8. Share with students the Causes of Climate Change student page, pointing out the different elements of the graph. Invite them to discuss in their groups what conclusions they can draw from the graph. Ask volunteers to share from their group’s discussion.

9. Conduct a formative assessment by asking students to reflect on what they have learned about the past causes of global climate change, and to write one or two paragraphs about it in their lab notebook or journal.

Elaborate

10. Explain that most scientists today believe that extra carbon dioxide and other greenhouse gases in our atmosphere are speeding up a natural warming trend. Explain that students will have the opportunity to explore and analyze carbon dioxide data. They will then decide which explanation for climate change they support and prepare an argument (with claim, evidence and reasoning) justifying their position.

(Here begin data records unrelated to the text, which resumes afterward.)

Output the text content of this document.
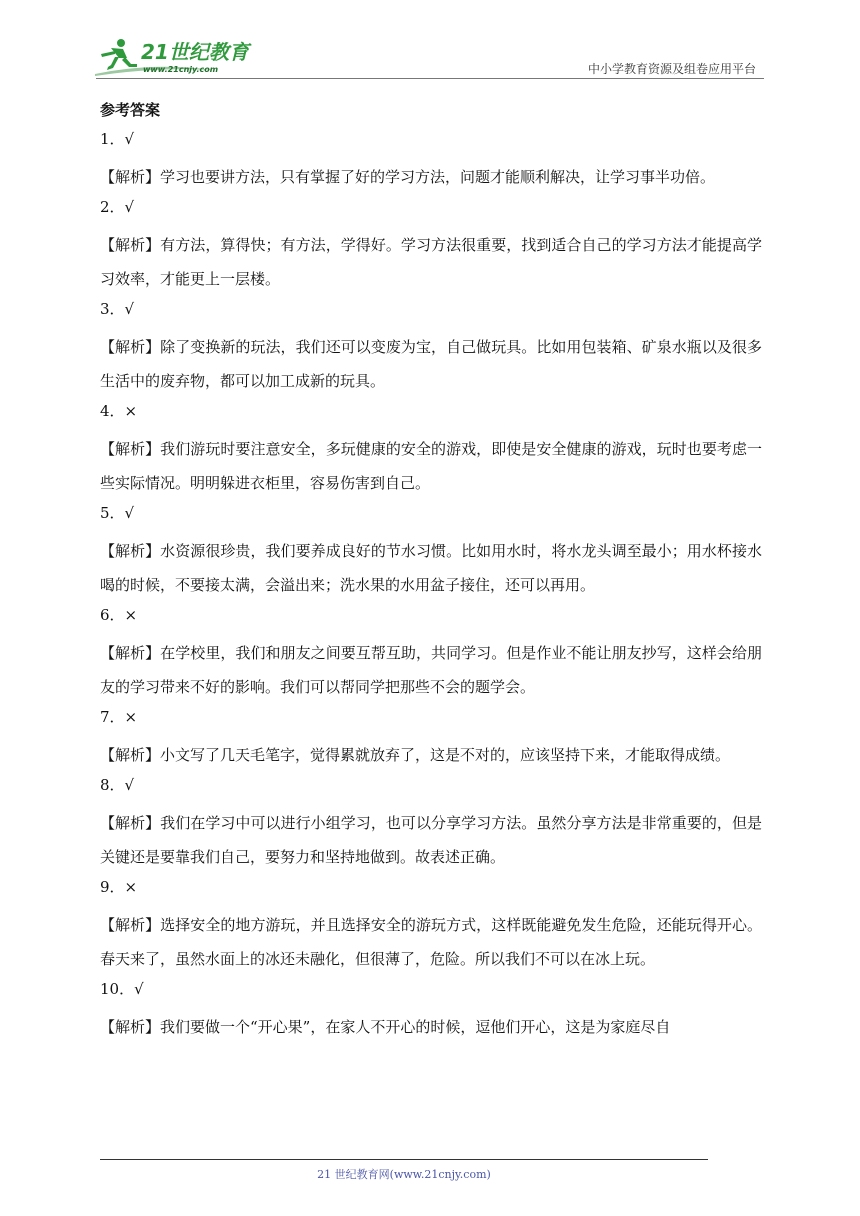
21世纪教育
www.21cnjy.com	中小学教育资源及组卷应用平台

参考答案

1．√

【解析】学习也要讲方法，只有掌握了好的学习方法，问题才能顺利解决，让学习事半功倍。

2．√

【解析】有方法，算得快；有方法，学得好。学习方法很重要，找到适合自己的学习方法才能提高学习效率，才能更上一层楼。

3．√

【解析】除了变换新的玩法，我们还可以变废为宝，自己做玩具。比如用包装箱、矿泉水瓶以及很多生活中的废弃物，都可以加工成新的玩具。

4．×

【解析】我们游玩时要注意安全，多玩健康的安全的游戏，即使是安全健康的游戏，玩时也要考虑一些实际情况。明明躲进衣柜里，容易伤害到自己。

5．√

【解析】水资源很珍贵，我们要养成良好的节水习惯。比如用水时，将水龙头调至最小；用水杯接水喝的时候，不要接太满，会溢出来；洗水果的水用盆子接住，还可以再用。

6．×

【解析】在学校里，我们和朋友之间要互帮互助，共同学习。但是作业不能让朋友抄写，这样会给朋友的学习带来不好的影响。我们可以帮同学把那些不会的题学会。

7．×

【解析】小文写了几天毛笔字，觉得累就放弃了，这是不对的，应该坚持下来，才能取得成绩。

8．√

【解析】我们在学习中可以进行小组学习，也可以分享学习方法。虽然分享方法是非常重要的，但是关键还是要靠我们自己，要努力和坚持地做到。故表述正确。

9．×

【解析】选择安全的地方游玩，并且选择安全的游玩方式，这样既能避免发生危险，还能玩得开心。春天来了，虽然水面上的冰还未融化，但很薄了，危险。所以我们不可以在冰上玩。

10．√

【解析】我们要做一个“开心果”，在家人不开心的时候，逗他们开心，这是为家庭尽自

21 世纪教育网(www.21cnjy.com)
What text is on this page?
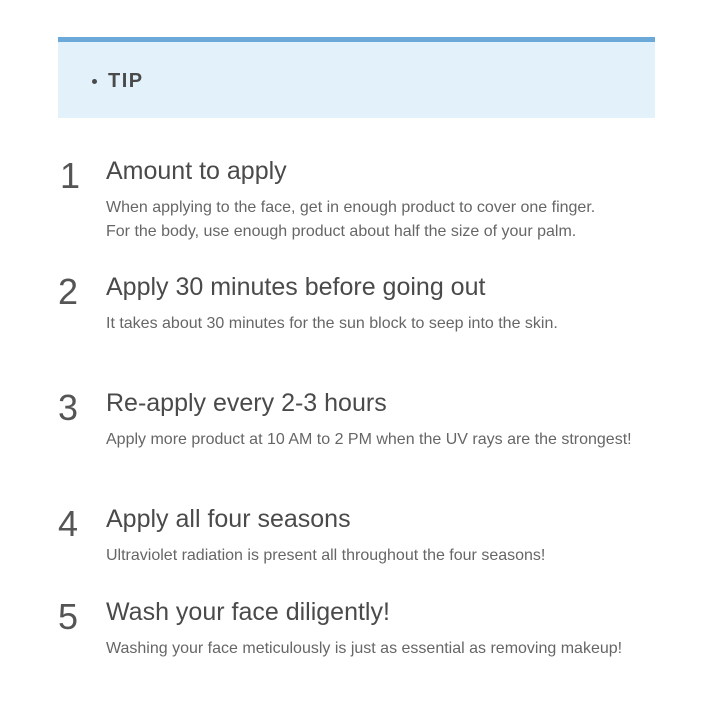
TIP
1 Amount to apply
When applying to the face, get in enough product to cover one finger.
For the body, use enough product about half the size of your palm.
2 Apply 30 minutes before going out
It takes about 30 minutes for the sun block to seep into the skin.
3 Re-apply every 2-3 hours
Apply more product at 10 AM to 2 PM when the UV rays are the strongest!
4 Apply all four seasons
Ultraviolet radiation is present all throughout the four seasons!
5 Wash your face diligently!
Washing your face meticulously is just as essential as removing makeup!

11. Ask students to name some of the gases that are found in air (nitrogen, oxygen, argon, carbon dioxide, and rare gases such as helium, neon, and radon). Ask them what percentage of air they think nitrogen, oxygen, argon, and carbon dioxide (CO₂) make up. (Air is about 78% nitrogen, 20% oxygen, 0.9% argon, and 0.03% carbon dioxide. Rare gases, including helium, krypton, neon, xenon, and radon together make up 0.09%. You may want to share a graph, such as the one below, of the composition of air.) Explain that students will be examining the concentration of carbon dioxide in the atmosphere over time.
    

    Air is composed mainly of nitrogen and oxygen, with small amounts of other gasses.
    © American Forest Foundation

12. Tell the students that they will visit several different websites, looking for the relationship between increased atmospheric carbon dioxide levels and average air temperatures. Share the links to the websites you have identified as being suitable for your students (see Getting Ready.) Students will need to cite each website they use. If possible, they should copy the graphs they use comparing carbon dioxide and temperatures. Have the students visit as many sites as time permits. (Note: If Internet access is limited, you may choose to have students use data included on the Mauna Loa Data student page.)
    

    Students at Station 2 record the results of their measurements. Photo Credit: Ann Smart

13. After they research carbon dioxide data, have students make posters summarizing the data they found. They can include both text and any graphs or data they referenced. They may also choose to organize their posters into four quadrants: Question, Claim, Evidence, and Reasoning.

14. Discuss:
    • What pattern do you notice in the graphs?
    • What pattern do you notice within each year? What could potentially cause this pattern?
    • What factors might contribute to these patterns?
    • What do you predict the CO₂ concentration will be in the year 2020? What assumptions did you make to arrive at this prediction? What impact might this have on climatic conditions?